DPR AS mendukung RUU tersebut dengan setidaknya 218 setuju pada Jumat malam, memuluskan salah satu prioritas utama bagi pemerintahan Presiden AS Joe Biden.
Senat awalnya meloloskan RUU tersebut pada bulan Agustus setelah anggota parlemen menolak segala upaya untuk mengubah ketentuan terkait kripto.
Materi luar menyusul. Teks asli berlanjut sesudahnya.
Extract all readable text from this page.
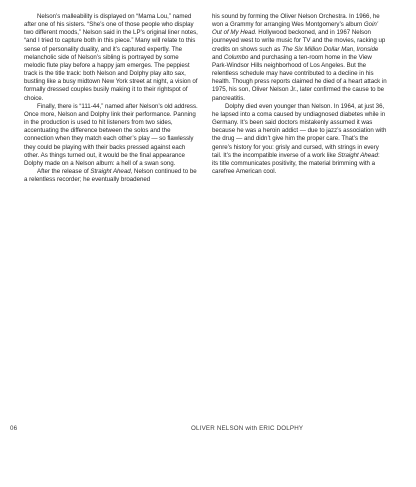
Nelson’s malleability is displayed on “Mama Lou,” named after one of his sisters. “She’s one of those people who display two different moods,” Nelson said in the LP’s original liner notes, “and I tried to capture both in this piece.” Many will relate to this sense of personality duality, and it’s captured expertly. The melancholic side of Nelson’s sibling is portrayed by some melodic flute play before a happy jam emerges. The peppiest track is the title track: both Nelson and Dolphy play alto sax, bustling like a busy midtown New York street at night, a vision of formally dressed couples busily making it to their rightspot of choice.

Finally, there is “111-44,” named after Nelson’s old address. Once more, Nelson and Dolphy link their performance. Panning in the production is used to hit listeners from two sides, accentuating the difference between the solos and the connection when they match each other’s play — so flawlessly they could be playing with their backs pressed against each other. As things turned out, it would be the final appearance Dolphy made on a Nelson album: a hell of a swan song.

After the release of Straight Ahead, Nelson continued to be a relentless recorder; he eventually broadened

his sound by forming the Oliver Nelson Orchestra. In 1966, he won a Grammy for arranging Wes Montgomery’s album Goin’ Out of My Head. Hollywood beckoned, and in 1967 Nelson journeyed west to write music for TV and the movies, racking up credits on shows such as The Six Million Dollar Man, Ironside and Columbo and purchasing a ten-room home in the View Park-Windsor Hills neighborhood of Los Angeles. But the relentless schedule may have contributed to a decline in his health. Though press reports claimed he died of a heart attack in 1975, his son, Oliver Nelson Jr., later confirmed the cause to be pancreatitis.

Dolphy died even younger than Nelson. In 1964, at just 36, he lapsed into a coma caused by undiagnosed diabetes while in Germany. It’s been said doctors mistakenly assumed it was because he was a heroin addict — due to jazz’s association with the drug — and didn’t give him the proper care. That’s the genre’s history for you: grisly and cursed, with strings in every tail. It’s the incompatible inverse of a work like Straight Ahead: its title communicates positivity, the material brimming with a carefree American cool.

06	OLIVER NELSON with ERIC DOLPHY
RUU tersebut akan memberikan dana US$ 550 miliar atau setara dengan Rp 7.865 triliun (kurs Rp 14.300/US$) untuk investasi federal baru dalam infrastruktur Amerika selama 5 tahun, menyentuh segala aspek mulai dari jembatan dan jalan hingga sistem broadband, air, dan energi.
Selain itu pelaku pasar juga masih perlu mencermati perkembangan kasus gagal bayar (default) surat utang emiten properti di China.
Otoritas Bursa setempat memutuskan untuk menghentikan perdagangan saham developer properti, Kaisa Holdings akibat gagal bayarnya kupon obligasi ke investor lokal.
Berdasarkan catatan Reuters, Kaisa memiliki utang sebesar US$ 3,2 miliar yang akan jatuh tempo dalam 12 bulan mendatang.
Sementara itu dalam waktu dekat Kaisa memiliki utang senilai US$ 400 juta yang jatuh tempo pada 7 Desember nanti. Ditambah lagi Kaisa juga memiliki kewajiban untuk membayar kupon senilai US$ 59 juta pada pekan depan tepatnya pada 11 November 2021.
Dari pasar komoditas, harga energi seperti minyak, batu bara dan gas alam naik cukup signifikan di akhir perdagangan minggu ini. Penyebabnya masih sama, kecemasan investor akan supply and demand gap di pasar yang belum mereda.
Harga komoditas terutama yang masih tetap tinggi dikhawatirkan bakal memicu inflasi akan tetap berada di atas level sasaran target bank sentral hingga 2022.
Dalam jangka pendek, kenaikan harga komoditas terutama batu bara yang melesat 10% lebih sepekan dapat membuat harga saham-saham emiten tambang batu hitam dalam negeri mendapatkan tenaga untuk menguat.
Namun untuk jangka yang lebih panjang ketakutan akan setan inflasi bisa memicu reli harga emas. Harga emas kembali melesat 1% lebih pekan ini dan menyentuh level US$ 1.816/troy ons.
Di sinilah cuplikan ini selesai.